Our study’s conclusions support the guideline recommendation that for patients with concomitant moderate AR, AVR therapy should be considered, as it can more definitively improve the patients’ AR condition. However, our research also indicates that NT and AVP are also viable approaches for some patients with moderate AR. The selection among the three methods primarily depends on the surgeon’s clinical experience. Based on the aforementioned results, we have also summarized the experience of our center as followed: (1) on the premise of ensuring adequate myocardial protection, aortic root cardioplegia perfusion might be initiated without AV intervention. (2) In cases where the perfusion of cardioplegia was inadequate, characterized by low cardioplegia infusion pump pressure, LV distension, incomplete cardiac arrest, or poor reflux of solution at the coronary sinus ostia, it was important to promptly perform an incision in the ascending aorta to expose the coronary artery ostia and switch to direct coronary perfusion of the cardioplegia solution. Following the thorough evaluation of the AV, most of the patients underwent AVP or AVR based on the degree of AV lesions, while only a small portion of patients did not undergo any AV intervention. (3) patients who had worse cardiac function, underwent mitral valve replacement, exhibit AS or AV calcification, and especially those with VCW ≥ 5 mm were more likely to receive AV surgery. the aforementioned conclusions should be considered more cautiously for these patients.

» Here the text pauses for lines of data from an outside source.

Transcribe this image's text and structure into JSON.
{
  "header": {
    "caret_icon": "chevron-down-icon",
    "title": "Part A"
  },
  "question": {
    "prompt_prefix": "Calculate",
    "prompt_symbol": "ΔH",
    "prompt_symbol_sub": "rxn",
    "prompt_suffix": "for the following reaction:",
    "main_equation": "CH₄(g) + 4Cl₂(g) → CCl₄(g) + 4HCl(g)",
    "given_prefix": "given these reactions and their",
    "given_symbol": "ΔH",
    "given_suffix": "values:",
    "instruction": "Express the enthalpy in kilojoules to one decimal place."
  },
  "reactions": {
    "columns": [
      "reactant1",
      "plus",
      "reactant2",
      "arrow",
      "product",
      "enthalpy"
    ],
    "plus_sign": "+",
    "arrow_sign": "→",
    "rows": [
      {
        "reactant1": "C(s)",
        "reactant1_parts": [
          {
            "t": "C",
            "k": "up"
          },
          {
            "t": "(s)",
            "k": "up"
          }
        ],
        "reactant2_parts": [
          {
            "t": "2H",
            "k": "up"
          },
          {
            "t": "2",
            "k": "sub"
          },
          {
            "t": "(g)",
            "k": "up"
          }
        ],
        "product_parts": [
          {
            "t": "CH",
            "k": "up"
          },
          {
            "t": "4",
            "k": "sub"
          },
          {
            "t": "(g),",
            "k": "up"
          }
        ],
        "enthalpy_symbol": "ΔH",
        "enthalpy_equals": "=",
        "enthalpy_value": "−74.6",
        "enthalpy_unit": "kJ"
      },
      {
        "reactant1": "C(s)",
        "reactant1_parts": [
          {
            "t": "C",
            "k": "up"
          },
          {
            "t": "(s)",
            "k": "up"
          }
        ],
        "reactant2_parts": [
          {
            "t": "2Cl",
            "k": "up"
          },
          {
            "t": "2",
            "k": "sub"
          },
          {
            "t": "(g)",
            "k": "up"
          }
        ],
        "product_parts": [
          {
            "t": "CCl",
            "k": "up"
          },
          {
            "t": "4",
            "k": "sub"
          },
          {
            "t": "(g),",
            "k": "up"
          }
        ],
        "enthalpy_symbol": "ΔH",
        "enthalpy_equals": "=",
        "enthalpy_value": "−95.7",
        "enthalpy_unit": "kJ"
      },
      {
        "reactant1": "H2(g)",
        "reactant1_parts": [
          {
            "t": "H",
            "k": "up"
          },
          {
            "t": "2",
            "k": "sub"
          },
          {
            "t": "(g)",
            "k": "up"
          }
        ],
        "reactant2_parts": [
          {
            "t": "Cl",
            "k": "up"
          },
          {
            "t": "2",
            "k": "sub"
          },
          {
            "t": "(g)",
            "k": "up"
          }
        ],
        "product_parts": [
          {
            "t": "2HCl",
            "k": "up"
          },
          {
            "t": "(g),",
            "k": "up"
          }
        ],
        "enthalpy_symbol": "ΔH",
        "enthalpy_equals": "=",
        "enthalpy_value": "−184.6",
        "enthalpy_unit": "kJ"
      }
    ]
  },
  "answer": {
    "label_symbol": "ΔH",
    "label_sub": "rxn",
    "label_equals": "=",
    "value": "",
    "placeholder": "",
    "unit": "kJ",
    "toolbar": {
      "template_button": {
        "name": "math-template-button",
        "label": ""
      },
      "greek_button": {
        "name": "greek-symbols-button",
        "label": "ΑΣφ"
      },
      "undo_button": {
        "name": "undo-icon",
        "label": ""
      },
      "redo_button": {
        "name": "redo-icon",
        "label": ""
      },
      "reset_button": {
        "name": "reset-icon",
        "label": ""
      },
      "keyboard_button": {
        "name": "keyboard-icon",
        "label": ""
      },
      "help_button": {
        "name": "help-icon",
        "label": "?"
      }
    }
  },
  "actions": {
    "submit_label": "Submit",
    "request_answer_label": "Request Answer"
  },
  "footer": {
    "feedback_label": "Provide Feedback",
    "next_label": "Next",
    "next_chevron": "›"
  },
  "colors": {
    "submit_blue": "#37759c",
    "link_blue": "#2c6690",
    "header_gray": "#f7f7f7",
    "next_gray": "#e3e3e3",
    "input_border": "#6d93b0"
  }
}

In summary, AR conditions were slightly alleviated in most of the patients of the NT group. During mid-term follow-up, the risk of progression to severe AR remained low at 2.7% in the NT group. This holds greater clinical significance in the era of transcatheter aortic valve implantation. Besides, asymptomatic severe AVD also typically does not require AVR10,11,30. However, the AVP group could not show superior clinical outcomes compared with the NT group during follow-up. This suggested that the AVP procedure, which primarily focused on leaflet thinning and commissurotomy, required additional improvement and research in the management of moderate rheumatic AR. Overall, AR improved to different degrees post-treatment of rheumatic MV disease. This might be attributed to LV remodeling and the use of diuretics7.

Limitations

Our study had a few limitations. Firstly, our follow-up period was insufficient. Given the slow progression of AVD, further follow-up is necessary to assess the long-term prognosis of all three groups. Moreover, we included only the patients’ recent TTE findings. Additional TTE data at multiple time points during follow-up were needed to evaluate the progression of AVD. Secondly, while rheumatic alterations constitute the primary etiology underlying concurrent AR, degenerative and functional pathological elements nonetheless also play a small role in the development of AR in certain patients. Notably, there exists a deficiency in precise analysis concerning the causative factors of moderate AR. Thirdly, although all patients included in this study had moderate AR, the severity of moderate AR in the NT group was generally mild overall. Despite conducting multivariable regression analysis to adjust for baseline conditions, there may still be a risk of selection bias, which could lead us to overestimate the clinical prognosis of the NT group.

Conclusions

For moderate AR patients in rheumatic MV surgery, concurrent AVR significantly improves AV conditions during follow-up without increasing the surgical risks. Most patients from the NT group had none or mild AVD in the follow-up period. Therefore, delaying surgical management for AV and undergoing regular follow-up examinations can be a safe and reasonable strategy.